Question

In a study of academic procrastination, the authors of a paper reported that for a sample of 471 undergraduate students at a midsize public university preparing for a final exam in an introductory psychology course, the mean time spent studying for the exam was 7.14 hours and the standard deviation of study times was 3.20 hours. For purposes of this exercise, assume that it is reasonable to regard this sample as representative of students taking introductory psychology at this university.
Construct a 95% confidence interval to estimate μ, the mean time spent studying for the final exam for students taking introductory psychology at this university.

Answer 1

Answer:

95% confidence interval for the mean time spent studying for the final exam for students taking introductory psychology at this university is [6.85 hours, 7.43 hours].

Step-by-step explanation:

We are given that a sample of 471 undergraduate students at a midsize public university preparing for a final exam in an introductory psychology course, the mean time spent studying for the exam was 7.14 hours and the standard deviation of study times was 3.20 hours.

Firstly, the pivotal quantity for 95% confidence interval for the  population mean is given by;

                         P.Q. = $\frac{\bar X-\mu}{\frac{\sigma}{\sqrt{n} } }$  ~ N(0,1)

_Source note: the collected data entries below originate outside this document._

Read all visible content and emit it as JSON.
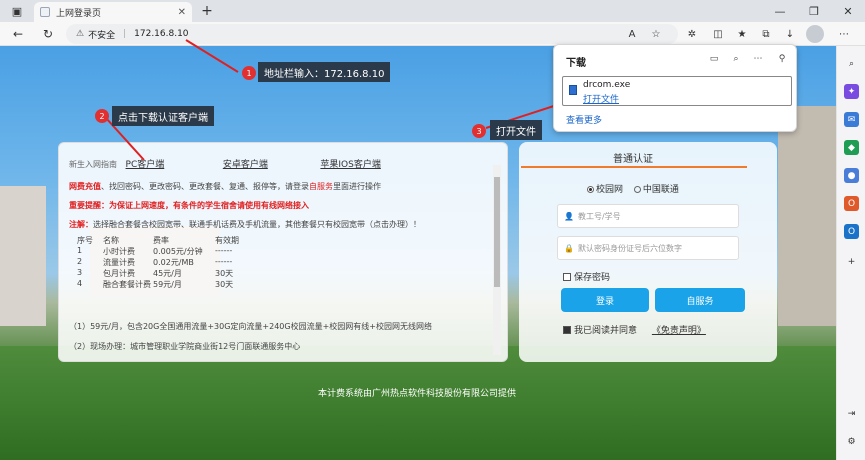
{
  "browser": {
    "tab_title": "上网登录页",
    "address_warning": "不安全",
    "address_url": "172.16.8.10"
  },
  "download_panel": {
    "title": "下载",
    "file_name": "drcom.exe",
    "open_label": "打开文件",
    "see_more": "查看更多"
  },
  "annotations": [
    {
      "num": "1",
      "text": "地址栏输入：172.16.8.10"
    },
    {
      "num": "2",
      "text": "点击下载认证客户端"
    },
    {
      "num": "3",
      "text": "打开文件"
    }
  ],
  "left_panel": {
    "guide_label": "新生入网指南",
    "links": [
      "PC客户端",
      "安卓客户端",
      "苹果IOS客户端"
    ],
    "notice1_red": "网费充值",
    "notice1_a": "、找回密码、更改密码、更改套餐、复通、报停等，请登录",
    "notice1_self": "自服务",
    "notice1_b": "里面进行操作",
    "notice2": "重要提醒：为保证上网速度，有条件的学生宿舍请使用有线网络接入",
    "notice3_red": "注解：",
    "notice3": "选择融合套餐含校园宽带、联通手机话费及手机流量，其他套餐只有校园宽带（点击办理）！",
    "table_headers": [
      "序号",
      "名称",
      "费率",
      "有效期"
    ],
    "table_rows": [
      [
        "1",
        "小时计费",
        "0.005元/分钟",
        "------"
      ],
      [
        "2",
        "流量计费",
        "0.02元/MB",
        "------"
      ],
      [
        "3",
        "包月计费",
        "45元/月",
        "30天"
      ],
      [
        "4",
        "融合套餐计费",
        "59元/月",
        "30天"
      ]
    ],
    "note1": "（1）59元/月，包含20G全国通用流量+30G定向流量+240G校园流量+校园网有线+校园网无线网络",
    "note2": "（2）现场办理：城市管理职业学院商业街12号门面联通服务中心"
  },
  "login": {
    "tab": "普通认证",
    "radio1": "校园网",
    "radio2": "中国联通",
    "username_placeholder": "教工号/学号",
    "password_placeholder": "默认密码身份证号后六位数字",
    "save_password": "保存密码",
    "login_btn": "登录",
    "self_service_btn": "自服务",
    "agree_text": "我已阅读并同意",
    "disclaimer": "《免责声明》"
  },
  "footer": "本计费系统由广州热点软件科技股份有限公司提供"
}
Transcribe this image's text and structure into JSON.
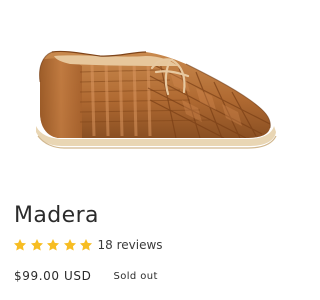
{
  "product": {
    "image_alt": "Tan woven leather huarache shoe",
    "title": "Madera",
    "rating": {
      "stars": 5,
      "max": 5,
      "review_count": "18 reviews"
    },
    "price": "$99.00 USD",
    "availability": "Sold out"
  },
  "colors": {
    "star": "#f7bd22",
    "text": "#2b2b2b",
    "leather": "#b8733c",
    "sole": "#e9d6b4"
  },
  "icons": {
    "rating": "star-icon"
  }
}
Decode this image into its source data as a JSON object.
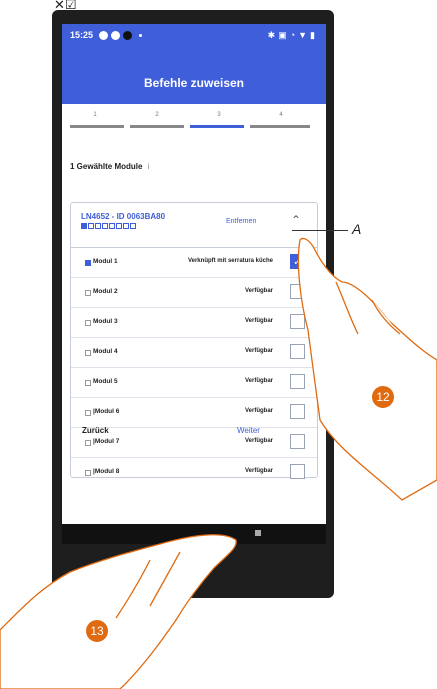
{
  "status": {
    "time": "15:25"
  },
  "header": {
    "title": "Befehle zuweisen"
  },
  "steps": [
    "1",
    "2",
    "3",
    "4"
  ],
  "active_step": 3,
  "selection": {
    "count_label": "1 Gewählte Module",
    "info_icon": "i"
  },
  "device": {
    "name": "LN4652 - ID 0063BA80",
    "remove_label": "Entfernen",
    "pager_total": 8,
    "pager_active": 1
  },
  "modules": [
    {
      "name": "Modul 1",
      "state": "Verknüpft mit serratura küche",
      "checked": true
    },
    {
      "name": "Modul 2",
      "state": "Verfügbar",
      "checked": false
    },
    {
      "name": "Modul 3",
      "state": "Verfügbar",
      "checked": false
    },
    {
      "name": "Modul 4",
      "state": "Verfügbar",
      "checked": false
    },
    {
      "name": "Modul 5",
      "state": "Verfügbar",
      "checked": false
    },
    {
      "name": "|Modul 6",
      "state": "Verfügbar",
      "checked": false
    },
    {
      "name": "|Modul 7",
      "state": "Verfügbar",
      "checked": false
    },
    {
      "name": "|Modul 8",
      "state": "Verfügbar",
      "checked": false
    }
  ],
  "footer": {
    "back_label": "Zurück",
    "next_label": "Weiter"
  },
  "annotations": {
    "label": "A",
    "badge_hand_right": "12",
    "badge_hand_bottom": "13"
  },
  "colors": {
    "brand_blue": "#3f5ed9",
    "badge_orange": "#e06a10"
  }
}
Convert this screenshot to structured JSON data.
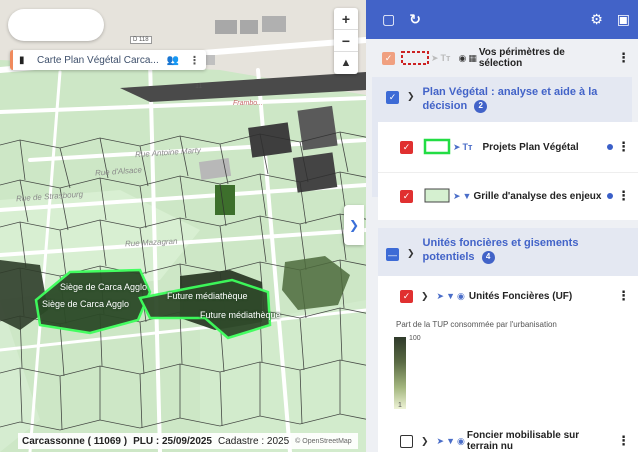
{
  "map": {
    "chip": {
      "title": "Carte Plan Végétal Carca...",
      "book_icon": "book-icon",
      "users_icon": "users-icon",
      "menu_icon": "kebab-icon"
    },
    "zoom": {
      "in": "+",
      "out": "−",
      "compass": "▲"
    },
    "collapse_icon": "chevron-right-icon",
    "road_marker": "D 118",
    "street_labels": [
      {
        "text": "Frambo...",
        "name": "frambo"
      },
      {
        "text": "Rue Antoine Marty",
        "name": "rue-antoine-marty"
      },
      {
        "text": "Rue d'Alsace",
        "name": "rue-alsace"
      },
      {
        "text": "Rue de Strasbourg",
        "name": "rue-strasbourg"
      },
      {
        "text": "Rue Mazagran",
        "name": "rue-mazagran"
      },
      {
        "text": "11",
        "name": "route-number"
      }
    ],
    "zones": [
      {
        "text": "Siège de Carca Agglo",
        "name": "zone-siege-1"
      },
      {
        "text": "Siège de Carca Agglo",
        "name": "zone-siege-2"
      },
      {
        "text": "Future médiathèque",
        "name": "zone-mediatheque-1"
      },
      {
        "text": "Future médiathèque",
        "name": "zone-mediatheque-2"
      }
    ],
    "status": {
      "commune": "Carcassonne ( 11069 )",
      "plu": "PLU : 25/09/2025",
      "cadastre": "Cadastre : 2025",
      "attribution": "© OpenStreetMap"
    }
  },
  "panel": {
    "toolbar": {
      "checkbox_icon": "square-icon",
      "refresh_icon": "refresh-icon",
      "settings_icon": "gear-icon",
      "save_icon": "save-icon"
    },
    "selection_layer": {
      "label": "Vos périmètres de sélection"
    },
    "group_plan": {
      "label": "Plan Végétal : analyse et aide à la décision",
      "count": "2"
    },
    "layer_projets": {
      "label": "Projets Plan Végétal"
    },
    "layer_grille": {
      "label": "Grille d'analyse des enjeux"
    },
    "group_unites": {
      "label": "Unités foncières et gisements potentiels",
      "count": "4"
    },
    "layer_uf": {
      "label": "Unités Foncières (UF)"
    },
    "legend": {
      "title": "Part de la TUP consommée par l'urbanisation",
      "max": "100",
      "min": "1"
    },
    "layer_foncier": {
      "label": "Foncier mobilisable sur terrain nu"
    }
  },
  "colors": {
    "toolbar": "#4263c8",
    "accent_blue": "#4263c8",
    "checkbox_red": "#e03030",
    "project_outline": "#22dd44",
    "map_green": "#cfe8c8"
  }
}
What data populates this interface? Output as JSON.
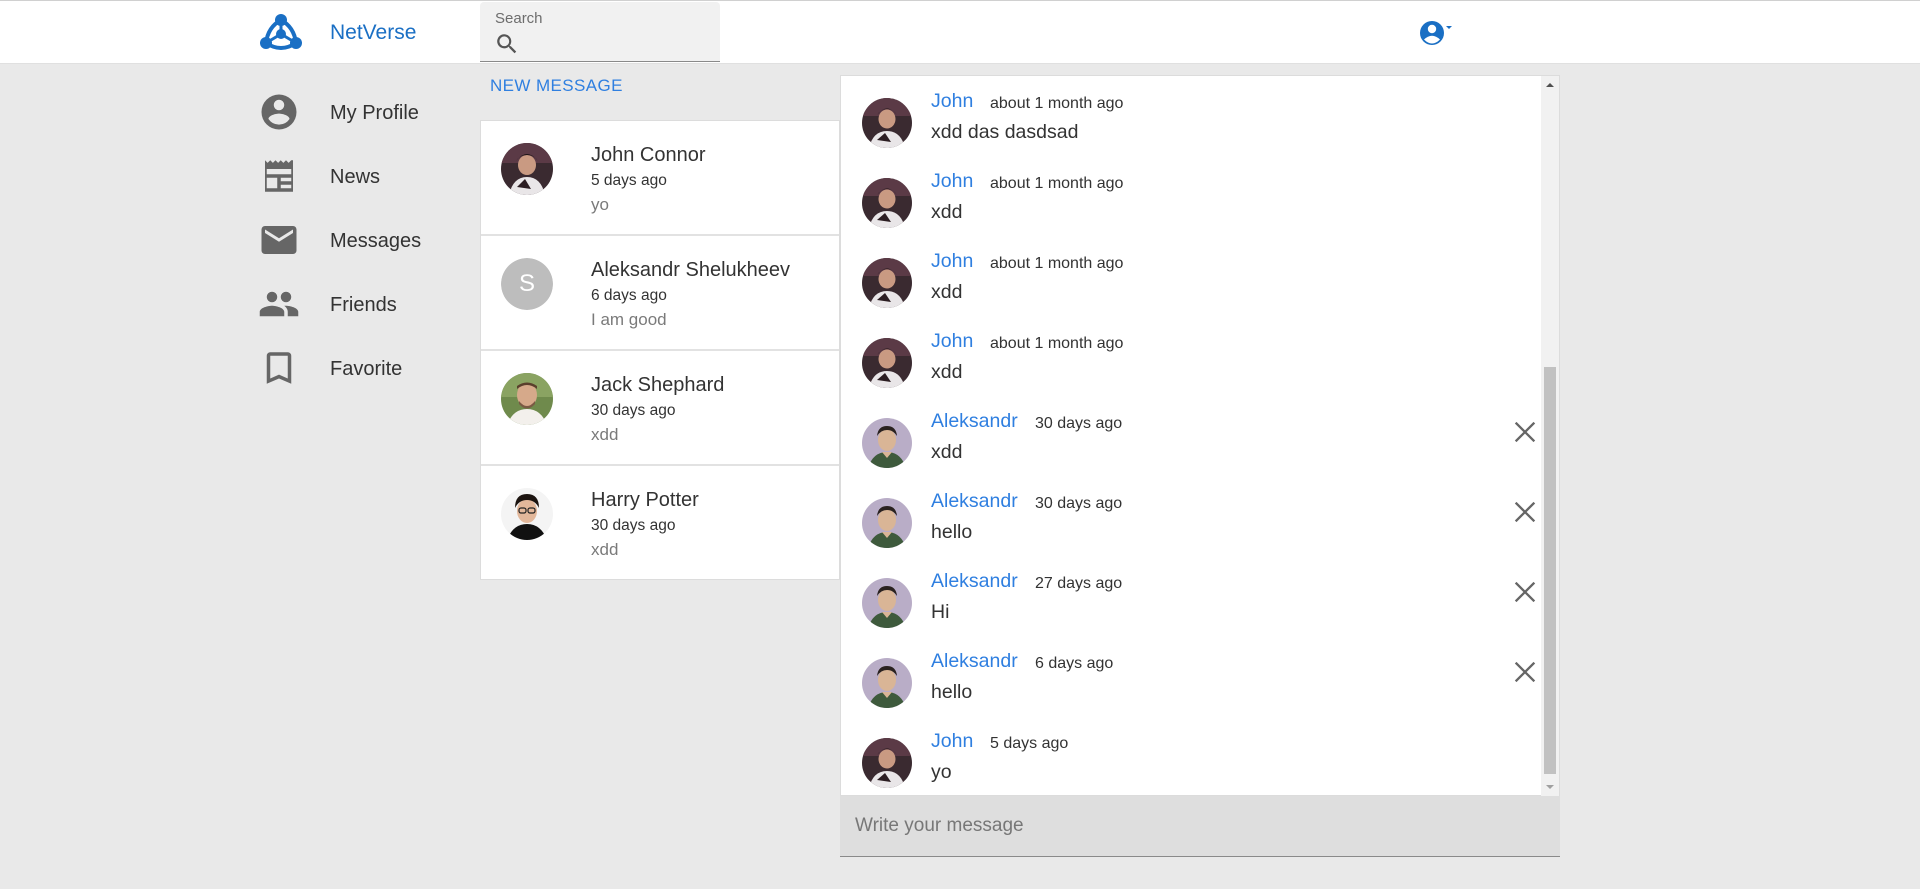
{
  "header": {
    "brand": "NetVerse",
    "search_label": "Search"
  },
  "sidebar": {
    "items": [
      {
        "label": "My Profile",
        "icon": "account-circle-icon"
      },
      {
        "label": "News",
        "icon": "news-icon"
      },
      {
        "label": "Messages",
        "icon": "mail-icon"
      },
      {
        "label": "Friends",
        "icon": "people-icon"
      },
      {
        "label": "Favorite",
        "icon": "bookmark-icon"
      }
    ]
  },
  "conversations": {
    "new_message_label": "NEW MESSAGE",
    "items": [
      {
        "name": "John Connor",
        "time": "5 days ago",
        "last": "yo",
        "avatar": "photo"
      },
      {
        "name": "Aleksandr Shelukheev",
        "time": "6 days ago",
        "last": "I am good",
        "avatar_letter": "S"
      },
      {
        "name": "Jack Shephard",
        "time": "30 days ago",
        "last": "xdd",
        "avatar": "photo"
      },
      {
        "name": "Harry Potter",
        "time": "30 days ago",
        "last": "xdd",
        "avatar": "photo"
      }
    ]
  },
  "chat": {
    "messages": [
      {
        "author": "John",
        "time": "about 1 month ago",
        "text": "xdd das dasdsad",
        "deletable": false
      },
      {
        "author": "John",
        "time": "about 1 month ago",
        "text": "xdd",
        "deletable": false
      },
      {
        "author": "John",
        "time": "about 1 month ago",
        "text": "xdd",
        "deletable": false
      },
      {
        "author": "John",
        "time": "about 1 month ago",
        "text": "xdd",
        "deletable": false
      },
      {
        "author": "Aleksandr",
        "time": "30 days ago",
        "text": "xdd",
        "deletable": true
      },
      {
        "author": "Aleksandr",
        "time": "30 days ago",
        "text": "hello",
        "deletable": true
      },
      {
        "author": "Aleksandr",
        "time": "27 days ago",
        "text": "Hi",
        "deletable": true
      },
      {
        "author": "Aleksandr",
        "time": "6 days ago",
        "text": "hello",
        "deletable": true
      },
      {
        "author": "John",
        "time": "5 days ago",
        "text": "yo",
        "deletable": false
      }
    ],
    "composer_placeholder": "Write your message"
  },
  "colors": {
    "accent": "#2f7fe0",
    "brand": "#1a6fc4",
    "background": "#e9e9e9"
  }
}
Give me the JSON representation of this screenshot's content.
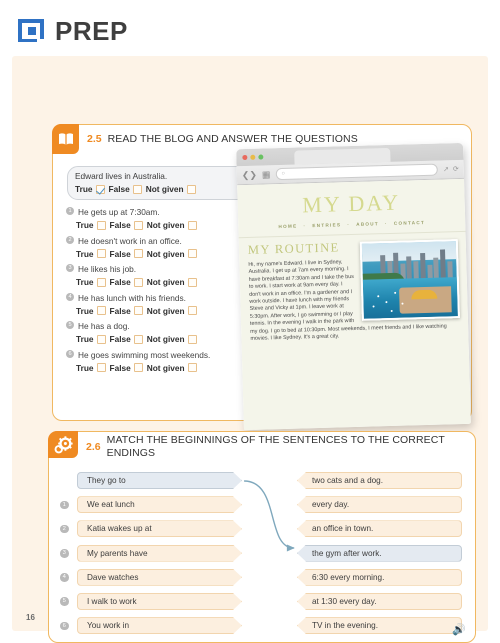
{
  "brand": {
    "title": "PREP",
    "logo_icon": "prep-logo-icon"
  },
  "page": {
    "number": "16",
    "background_color": "#fdf3e7",
    "accent_color": "#ef8a22"
  },
  "exercise_25": {
    "number": "2.5",
    "title": "READ THE BLOG AND ANSWER THE QUESTIONS",
    "icon": "open-book-icon",
    "options": [
      "True",
      "False",
      "Not given"
    ],
    "example": {
      "text": "Edward lives in Australia.",
      "checked_option": "True"
    },
    "questions": [
      {
        "num": "1",
        "text": "He gets up at 7:30am."
      },
      {
        "num": "2",
        "text": "He doesn't work in an office."
      },
      {
        "num": "3",
        "text": "He likes his job."
      },
      {
        "num": "4",
        "text": "He has lunch with his friends."
      },
      {
        "num": "5",
        "text": "He has a dog."
      },
      {
        "num": "6",
        "text": "He goes swimming most weekends."
      }
    ]
  },
  "browser": {
    "traffic_lights": [
      "red",
      "yellow",
      "green"
    ],
    "back_forward_icon": "back-forward-icon",
    "sidebar_icon": "sidebar-icon",
    "url_value": "",
    "search_icon": "search-icon",
    "share_icon": "share-icon",
    "reload_icon": "reload-icon",
    "blog": {
      "site_title": "MY DAY",
      "nav": [
        "HOME",
        "ENTRIES",
        "ABOUT",
        "CONTACT"
      ],
      "post_title": "MY ROUTINE",
      "photo_alt": "sydney-harbour-photo",
      "body": "Hi, my name's Edward. I live in Sydney, Australia. I get up at 7am every morning. I have breakfast at 7:30am and I take the bus to work. I start work at 9am every day. I don't work in an office. I'm a gardener and I work outside. I have lunch with my friends Steve and Vicky at 1pm. I leave work at 5:30pm. After work, I go swimming or I play tennis. In the evening I walk in the park with my dog. I go to bed at 10:30pm. Most weekends, I meet friends and I like watching movies. I like Sydney. It's a great city."
    }
  },
  "exercise_26": {
    "number": "2.6",
    "title": "MATCH THE BEGINNINGS OF THE SENTENCES TO THE CORRECT ENDINGS",
    "icon": "gear-icon",
    "speaker_icon": "speaker-icon",
    "beginnings": [
      {
        "num": "",
        "text": "They go to",
        "selected": true
      },
      {
        "num": "1",
        "text": "We eat lunch",
        "selected": false
      },
      {
        "num": "2",
        "text": "Katia wakes up at",
        "selected": false
      },
      {
        "num": "3",
        "text": "My parents have",
        "selected": false
      },
      {
        "num": "4",
        "text": "Dave watches",
        "selected": false
      },
      {
        "num": "5",
        "text": "I walk to work",
        "selected": false
      },
      {
        "num": "6",
        "text": "You work in",
        "selected": false
      }
    ],
    "endings": [
      {
        "text": "two cats and a dog.",
        "selected": false
      },
      {
        "text": "every day.",
        "selected": false
      },
      {
        "text": "an office in town.",
        "selected": false
      },
      {
        "text": "the gym after work.",
        "selected": true
      },
      {
        "text": "6:30 every morning.",
        "selected": false
      },
      {
        "text": "at 1:30 every day.",
        "selected": false
      },
      {
        "text": "TV in the evening.",
        "selected": false
      }
    ],
    "connection": {
      "from": "They go to",
      "to": "the gym after work.",
      "color": "#7fa8bd"
    }
  }
}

where, $\bar X$ = sample mean time spent studying for the exam = 7.14 hours

            $\sigma$ = population standard deviation = 3.20 minutes

            n = sample of undergraduate students = 471

            $\mu$ = population mean time

Here for constructing 95% confidence interval we have used One-sample z test statistics.

So, 95% confidence interval for the population mean, $\mu$ is ;

P(-1.96 < N(0,1) < 1.96) = 0.95  {As the critical value of z at 2.5% level

                                              of significance are -1.96 & 1.96}  

P(-1.96 < $\frac{\bar X-\mu}{\frac{\sigma}{\sqrt{n} } }$ < 1.96) = 0.95

P( $-1.96 \times {\frac{\sigma}{\sqrt{n} } }$ < ${\bar X-\mu}$ < $1.96 \times {\frac{\sigma}{\sqrt{n} } }$ ) = 0.95

P( $\bar X-1.96 \times {\frac{\sigma}{\sqrt{n} } }$ < $\mu$ < $\bar X+1.96 \times {\frac{\sigma}{\sqrt{n} } }$ ) = 0.95

95% confidence interval for $\mu$ = [ $\bar X-1.96 \times {\frac{\sigma}{\sqrt{n} } }$ , $\bar X+1.96 \times {\frac{\sigma}{\sqrt{n} } }$ ]

   = [ $7.14-1.96 \times {\frac{3.20}{\sqrt{471} } }$ , $7.14+1.96 \times {\frac{3.20}{\sqrt{471} } }$ ]

   = [6.85 hours , 7.43 hours]

Therefore, 95% confidence interval for the mean time spent studying for the final exam for students taking introductory psychology at this university is [6.85 hours, 7.43 hours].